Do we have a garbage problem?

And this is what I found out about the journey and impact of household waste on our environment. Consider the daily household waste produced by each of us. About half of it, if not more, is organic kitchen waste. Apart from this, recyclables and non-biodegradable waste (like plastic and cardboard etc.) are the usual suspects in our dustbins. This trash is usually deposited with the local garbage collector and eventually reaches a landfill site near the city.

Barring a very small percentage of garbage that is treated, most of what we throw ends up in the nearest landfill. These dumpsites are a toxic mix of organic, plastic, bio-medical, hazardous and electronic waste material. The numerous health hazards emanating from this mix affects not just the people living in the vicinity, but also the entire city. Causes for concern include the emission of methane gas from accumulated waste, disease-causing germs housed in the dumpsites and the contamination of soil and groundwater through seepage from solid waste of landfills.


Also read: Want to Help Sanitation Workers? Segregate Your Waste


With every passing day, the landfill grows, eventually becoming a colossal, odious mountain of waste. A mountain that could just break under its own weight, causing irreparable loss to life, as it did in Ghazipur, Delhi.

While solving the garbage problem requires co-operation from all stakeholders, I realised that a small but important step to the solution involves each of us taking control of our household waste at once.

How can I solve the problem?

I wanted to find ways in which I could do my part in effectively handling household waste. Under an ideal waste management system, only non-recyclable and non-biodegradable waste would be routed to landfills. However, the scenario on the ground was (and still is) far from ideal with both organic waste and recyclable waste being dumped at landfills.

Does it make a difference if we segregate the organic waste at the time of disposal? It does. But segregation at source would be effective only if every local body ensures that the segregated waste is collected and transported separately to processing.


Also read: What Growing up in an Indian Middle-Class Household Taught Me About Sustainability


Would it help if I segregate the organic waste and compost it at home? I realised that it would. Through home-composting, the amount of garbage thrown away by each household reduces drastically. By segregating and composting organic waste at home, one ensures that the recyclables at landfills are not contaminated. Their re-use potential increases. When more of us adopt composting, it could go a long way in easing the burden on municipalities and landfills. 

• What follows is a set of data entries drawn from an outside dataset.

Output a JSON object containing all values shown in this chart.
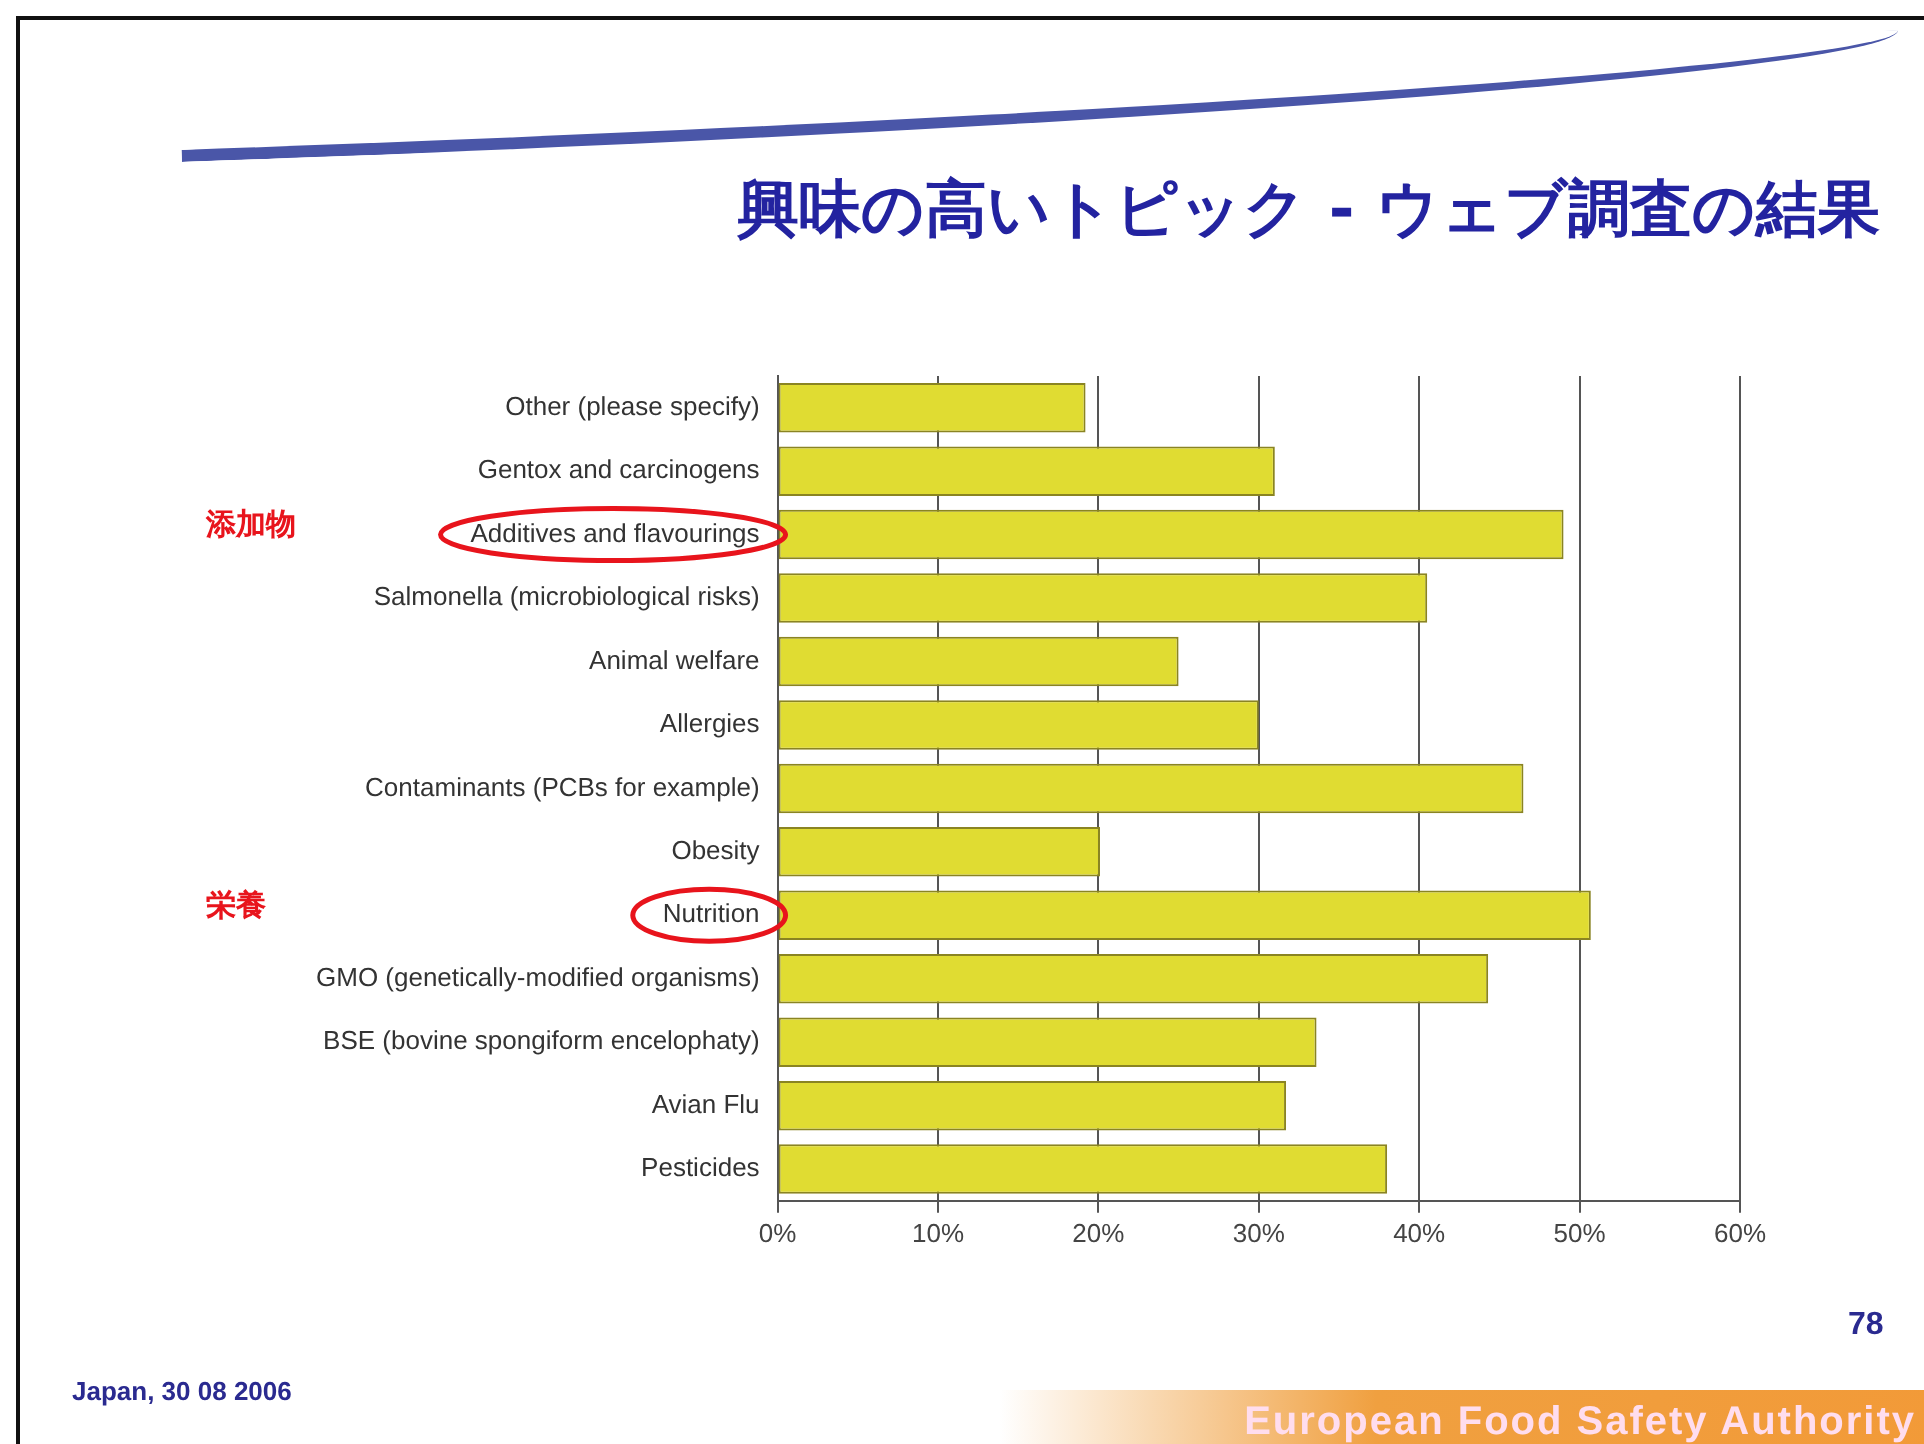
{
  "chart_data": {
    "type": "bar",
    "orientation": "horizontal",
    "title": "興味の高いトピック - ウェブ調査の結果",
    "categories": [
      "Other (please specify)",
      "Gentox and carcinogens",
      "Additives and flavourings",
      "Salmonella (microbiological risks)",
      "Animal welfare",
      "Allergies",
      "Contaminants (PCBs for example)",
      "Obesity",
      "Nutrition",
      "GMO (genetically-modified organisms)",
      "BSE (bovine spongiform encelophaty)",
      "Avian Flu",
      "Pesticides"
    ],
    "values": [
      19.2,
      31.0,
      49.0,
      40.5,
      25.0,
      30.0,
      46.5,
      20.1,
      50.7,
      44.3,
      33.6,
      31.7,
      38.0
    ],
    "color": "#e0dc32",
    "xlim": [
      0,
      60
    ],
    "xticks": [
      {
        "value": 0,
        "label": "0%"
      },
      {
        "value": 10,
        "label": "10%"
      },
      {
        "value": 20,
        "label": "20%"
      },
      {
        "value": 30,
        "label": "30%"
      },
      {
        "value": 40,
        "label": "40%"
      },
      {
        "value": 50,
        "label": "50%"
      },
      {
        "value": 60,
        "label": "60%"
      }
    ],
    "grid": "x",
    "legend": false,
    "annotations": [
      "添加物",
      "栄養",
      "Japan, 30 08 2006",
      "78",
      "European Food Safety Authority"
    ]
  }
}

Does composting at home work?

Tiered composting apparatus. Photo: Nityapriya Subash

A simple search on the interest reveals multiple easy ways of composting. Simply put, the process involves mixing nitrogen-rich green material (such as organic waste) with carbon-rich brown material (such as sawdust, coco peat and dry leaves).

As someone looking for composting infrastructure that could work in small spaces, I adopted one involving terracotta tiered pots that could be placed in an out-door corner. It is compact and efficiently handles waste generated by two people. Having engaged with this process for a while now, I can certainly say that it could involve a lot of trial-and-error to find a suitable method but the important element is persistence.

Regularly mixing my greens with browns, I have generated plenty of crumbly compost and fed it to the plants in my nascent garden! If you don’t have a garden, don’t despair. I use fully made compost from earlier rounds in the next round of composting kitchen waste.

Each of us can play a small but effective role in solving the garbage problem by choosing to compost organic waste at home.

It is time we started learning ‘C’ is for composting.

Nityapriya is a corporate lawyer who is currently trying to find ways to minimise her carbon footprint.